En el hospital donde pasó sus últimos días, cuentan que se mantuvo lúcido hasta casi el último momento. Algunos allegados relatan que incluso bromeó con el personal médico sobre “firmar su último alegato”.
Su sentido teatral no lo abandonó ni siquiera ante la muerte. “Dígame, doctor —habría dicho con media sonrisa—, ¿esto se puede recurrir?”. Era él, inconfundible.

Con su fallecimiento se cierra un capítulo singular del periodismo y la abogacía española. Rodríguez Menéndez simbolizó una era donde los límites entre el derecho, la fama y el espectáculo se diluían con facilidad. Su figura, polémica y fascinante, deja una huella difícil de borrar.
Fue protagonista de innumerables portadas, defensor de causas imposibles y enemigo de casi todo el mundo. Pero, sobre todo, fue alguien que se atrevió a ser diferente, a desafiar al poder y a construir su propia leyenda.
En los próximos días, se espera que familiares, amigos y antiguos colegas le rindan homenaje en una ceremonia privada en Madrid. No habrá grandes fastos, según ha trascendido, sino un adiós discreto, acorde a la voluntad que expresó en vida.
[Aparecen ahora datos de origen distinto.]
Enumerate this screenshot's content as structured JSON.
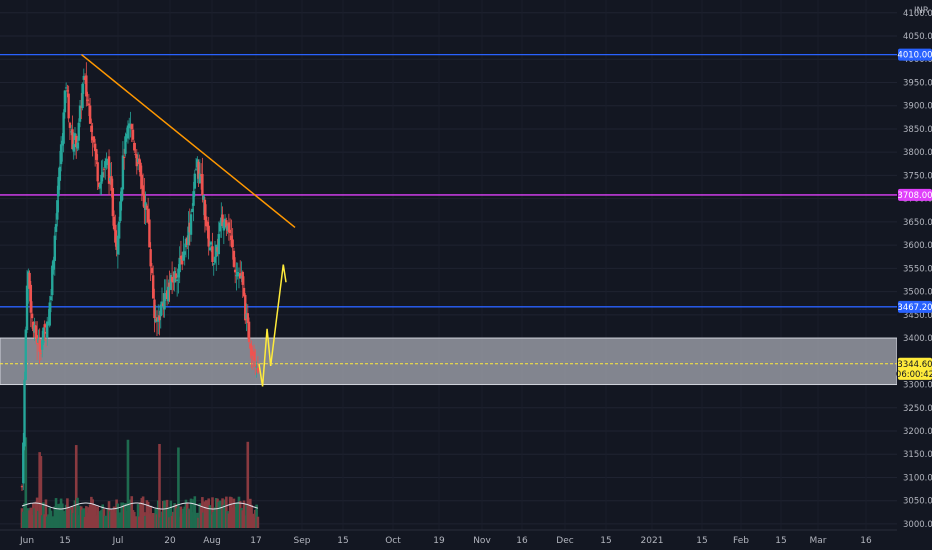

Quienes lo conocieron saben que, detrás del personaje, había un hombre que amaba el derecho y que creía, pese a todo, en la justicia.
Así se marcha Emilio Rodríguez Menéndez, el abogado que convirtió cada juicio en un escenario y cada palabra en un arma.
Su legado quedará grabado no solo en los archivos judiciales, sino también en la memoria colectiva de un país que lo vio brillar, caer, y renacer una y otra vez.
Porque, al fin y al cabo, como él mismo dijo en una de sus últimas entrevistas: “Morir no me preocupa. Lo único que me da miedo es ser olvidado”.